Mario Vargas Llosa survived until last Sunday to several generations of readers. On the one hand, there are those who discovered him in the 1960s and marveled at the extraordinary narrative fabric of his first three novels. Today Conversation in the Cathedral would be a minority novel, but then mass reading could be more demanding. Forty years later, a very different public bought The Celt's Dream thanks to the Nobel award . In between and after, there remained an extensive work whose most obvious peaks were Aunt Julia and the Scrivener, The War at the End of the World and, above all, The Feast of the Goat. When one reviews his very long career, one cannot help but be surprised by the enormous wealth of subjects he dared to touch upon, without sparing essays on authors he admired and humbly recognized as his masters, from Gustave Flaubert to Juan Carlos Onetti.

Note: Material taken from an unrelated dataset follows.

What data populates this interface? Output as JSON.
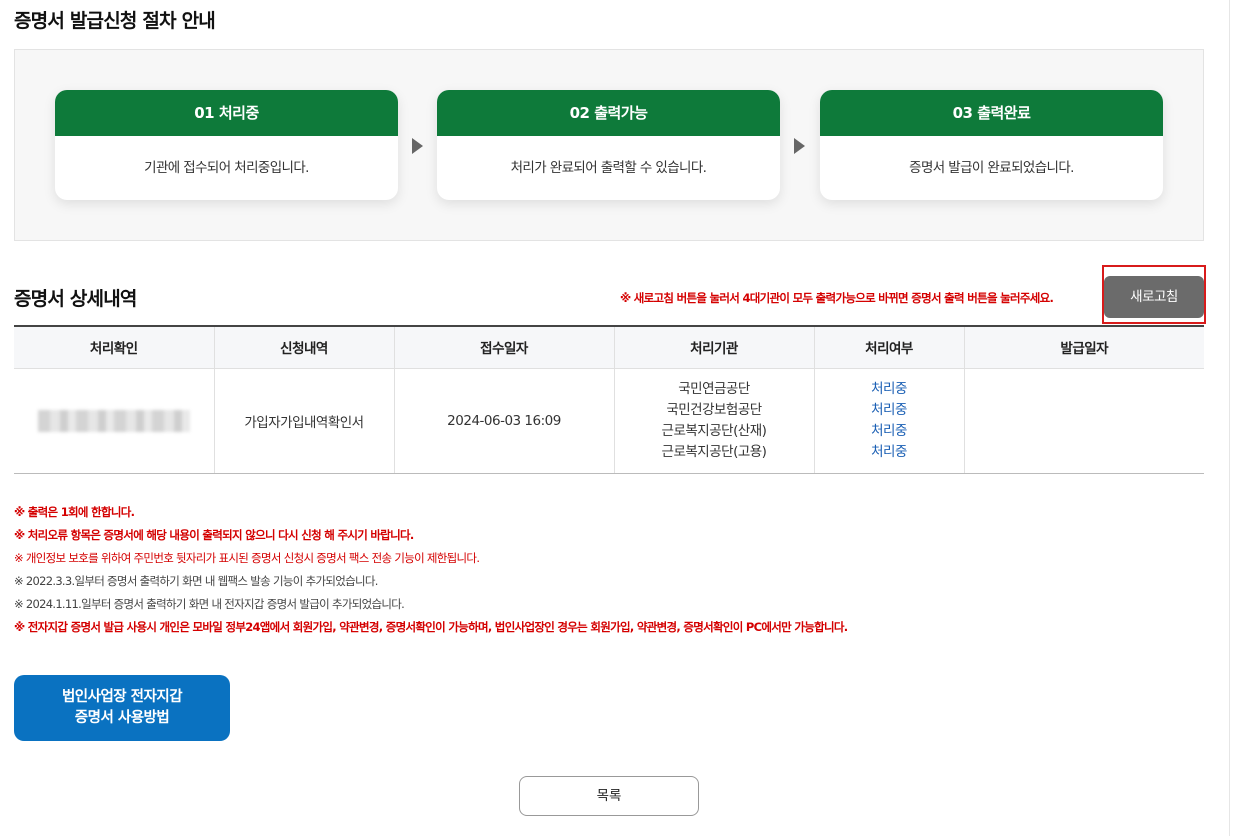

Love tends to renew us from within and maintain the youthfulness of the spirit. The torrential passion for literature was the great love of the Peruvian writer. The day he learned that he was going to receive the Nobel Prize, he was preparing a class on Alejo Carpentier and the marvelous real for Princeton University. We know that he studied the script of his classes with the meticulousness of a beginner, he, who had been the protagonist of one of the most important literary movements of the twentieth century. It was the same motivation with which he started a novel, got involved in intellectual debates or tried his luck as a theater actor at the age of seventy. That's why he also devoured all class of books that had to do with the stories he was going to tell. His creative attitude was accompanied by the illusion of an interpreter who is starting over, perhaps also with the anxiety of a novice, always with the arrow drawn on his bow.

After all, Vargas Llosa has gone young.